On the morning of the first fairypetal bloom, an illness overcame Kahriah.

“I can’t go today... I--” she said, lying in their bed.

“It’s all right. I’ll go,” the painter interrupted. He left the house as he had for the past several hundred days and ventured out to find his son. Just like every day before, he returned home at dusk with nothing to show for it.

Kahriah was sitting at their small table when he walked through the door that night, looking gaunt but not ill. She sat facing the front door, as if waiting for her husband to return. He explained he hadn’t found anything and sat down with her.

“I’m leaving,” she said after a haunting silence. The painter’s eyes drifted, and he noticed a bag packed with a few belongings. It stood out in the otherwise barren room. For the better part of a year, they had sold whatever they had to buy sustenance so they could continue the search. Every painting that had hung on the walls was now gone, sold to anyone who’d take them for whatever price they would pay. Just empty nails and a giant splatter of sunshine remained.

“He’s gone,” she said. “Call it a mother’s intuition...but I’ve known for some time.” Her voice faltered as she spoke. “I can’t stay here. With you, or in town. Around Kinney, I’m just the poor mother who lost her boy. And every time I look at you, I see him. I can’t do it anymore.” She leaned across the table and put her hand on his cheek.

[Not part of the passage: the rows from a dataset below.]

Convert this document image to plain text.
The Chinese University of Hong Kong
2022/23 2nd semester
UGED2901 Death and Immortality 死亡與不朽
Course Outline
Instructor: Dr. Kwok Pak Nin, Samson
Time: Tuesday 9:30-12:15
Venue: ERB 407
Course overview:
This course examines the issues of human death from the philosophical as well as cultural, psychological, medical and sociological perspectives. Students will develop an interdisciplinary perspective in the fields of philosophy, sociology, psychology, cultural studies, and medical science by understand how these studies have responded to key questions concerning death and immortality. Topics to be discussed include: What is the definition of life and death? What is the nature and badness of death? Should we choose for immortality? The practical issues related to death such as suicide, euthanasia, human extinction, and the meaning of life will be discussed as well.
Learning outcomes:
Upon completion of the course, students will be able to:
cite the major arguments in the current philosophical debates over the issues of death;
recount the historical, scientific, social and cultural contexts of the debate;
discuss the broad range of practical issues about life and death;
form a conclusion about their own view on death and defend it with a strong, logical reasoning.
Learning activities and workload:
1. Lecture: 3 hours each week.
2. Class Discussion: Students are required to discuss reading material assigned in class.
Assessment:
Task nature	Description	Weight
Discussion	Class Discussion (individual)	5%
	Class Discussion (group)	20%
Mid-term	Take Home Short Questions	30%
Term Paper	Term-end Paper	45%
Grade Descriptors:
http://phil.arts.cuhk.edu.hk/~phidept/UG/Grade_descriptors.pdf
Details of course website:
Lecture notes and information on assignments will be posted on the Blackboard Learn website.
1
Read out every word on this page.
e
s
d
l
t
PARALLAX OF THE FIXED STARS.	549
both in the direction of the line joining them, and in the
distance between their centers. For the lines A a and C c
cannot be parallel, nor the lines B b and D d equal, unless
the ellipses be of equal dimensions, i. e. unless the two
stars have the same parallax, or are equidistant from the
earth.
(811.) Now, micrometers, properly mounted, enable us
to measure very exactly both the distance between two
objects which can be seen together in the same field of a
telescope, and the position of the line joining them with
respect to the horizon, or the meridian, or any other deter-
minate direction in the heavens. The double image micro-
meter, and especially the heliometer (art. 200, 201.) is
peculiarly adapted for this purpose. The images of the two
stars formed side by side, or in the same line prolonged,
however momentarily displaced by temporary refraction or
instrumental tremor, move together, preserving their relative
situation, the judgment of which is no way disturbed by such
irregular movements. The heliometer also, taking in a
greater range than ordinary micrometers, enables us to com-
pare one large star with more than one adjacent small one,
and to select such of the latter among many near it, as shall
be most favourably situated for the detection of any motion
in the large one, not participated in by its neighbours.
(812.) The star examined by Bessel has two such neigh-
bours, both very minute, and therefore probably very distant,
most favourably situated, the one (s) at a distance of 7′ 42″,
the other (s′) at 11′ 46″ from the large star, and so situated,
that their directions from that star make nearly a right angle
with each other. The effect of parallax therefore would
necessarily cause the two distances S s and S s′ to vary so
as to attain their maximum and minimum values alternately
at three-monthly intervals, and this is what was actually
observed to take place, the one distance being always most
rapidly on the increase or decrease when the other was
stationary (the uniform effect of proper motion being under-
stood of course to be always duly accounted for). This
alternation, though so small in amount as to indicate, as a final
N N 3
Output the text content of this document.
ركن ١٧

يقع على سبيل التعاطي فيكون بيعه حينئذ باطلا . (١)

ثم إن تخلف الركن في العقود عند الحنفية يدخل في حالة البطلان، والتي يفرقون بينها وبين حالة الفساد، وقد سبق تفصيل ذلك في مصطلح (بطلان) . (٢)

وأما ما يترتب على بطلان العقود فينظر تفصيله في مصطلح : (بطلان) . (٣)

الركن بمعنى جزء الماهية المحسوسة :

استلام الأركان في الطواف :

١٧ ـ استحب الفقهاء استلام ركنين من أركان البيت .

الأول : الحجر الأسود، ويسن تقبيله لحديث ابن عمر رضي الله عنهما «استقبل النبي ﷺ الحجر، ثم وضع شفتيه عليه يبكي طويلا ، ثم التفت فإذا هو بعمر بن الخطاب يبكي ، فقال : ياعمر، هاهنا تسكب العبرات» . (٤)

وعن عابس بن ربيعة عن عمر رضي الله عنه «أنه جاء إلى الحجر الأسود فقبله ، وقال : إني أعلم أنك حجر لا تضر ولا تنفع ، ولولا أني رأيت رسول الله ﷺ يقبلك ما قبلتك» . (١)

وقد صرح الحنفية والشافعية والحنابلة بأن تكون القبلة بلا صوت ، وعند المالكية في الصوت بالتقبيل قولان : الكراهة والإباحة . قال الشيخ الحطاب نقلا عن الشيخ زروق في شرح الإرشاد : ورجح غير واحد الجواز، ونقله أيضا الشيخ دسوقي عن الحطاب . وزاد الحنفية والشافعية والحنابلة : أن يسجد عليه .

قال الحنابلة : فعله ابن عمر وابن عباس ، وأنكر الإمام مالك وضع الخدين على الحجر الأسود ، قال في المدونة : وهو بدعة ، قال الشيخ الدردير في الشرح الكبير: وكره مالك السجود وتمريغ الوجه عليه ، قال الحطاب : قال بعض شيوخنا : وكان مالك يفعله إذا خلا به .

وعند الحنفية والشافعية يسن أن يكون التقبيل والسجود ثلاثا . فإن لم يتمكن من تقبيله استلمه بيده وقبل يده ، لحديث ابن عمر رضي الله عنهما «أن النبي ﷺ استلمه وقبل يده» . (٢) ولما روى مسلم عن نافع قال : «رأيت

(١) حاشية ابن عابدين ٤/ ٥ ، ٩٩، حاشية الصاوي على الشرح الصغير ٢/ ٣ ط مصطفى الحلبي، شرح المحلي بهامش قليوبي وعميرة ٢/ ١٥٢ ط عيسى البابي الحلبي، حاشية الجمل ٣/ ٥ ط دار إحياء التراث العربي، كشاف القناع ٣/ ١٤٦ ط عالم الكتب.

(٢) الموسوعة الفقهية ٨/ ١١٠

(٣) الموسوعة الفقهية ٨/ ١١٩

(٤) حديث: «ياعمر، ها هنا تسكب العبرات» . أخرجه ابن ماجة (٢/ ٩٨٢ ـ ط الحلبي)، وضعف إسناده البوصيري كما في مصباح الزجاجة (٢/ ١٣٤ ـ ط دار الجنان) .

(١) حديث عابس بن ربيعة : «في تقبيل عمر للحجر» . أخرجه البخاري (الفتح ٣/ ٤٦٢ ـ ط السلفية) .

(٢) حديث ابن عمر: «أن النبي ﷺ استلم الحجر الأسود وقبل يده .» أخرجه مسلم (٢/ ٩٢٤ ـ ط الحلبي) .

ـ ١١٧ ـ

Pity, blame, sadness, warmth, and resentment all resided in a single look. Kahriah had always said how much the painter and his son looked alike. This was the first time either had touched the other since she’d slapped that same cheek back in late autumn. The husband wanted to protest but didn’t say anything. He couldn’t. He respected her greatly, and knew she was probably right. Suffering the rest of her days, living with the reason for their son’s disappearance, was not something he wished for her. He slumped into his chair and cupped his head in his hands. Kahriah wiped a single tear from her face and left. She was only a short distance down the road when she heard a cry of agony from behind her.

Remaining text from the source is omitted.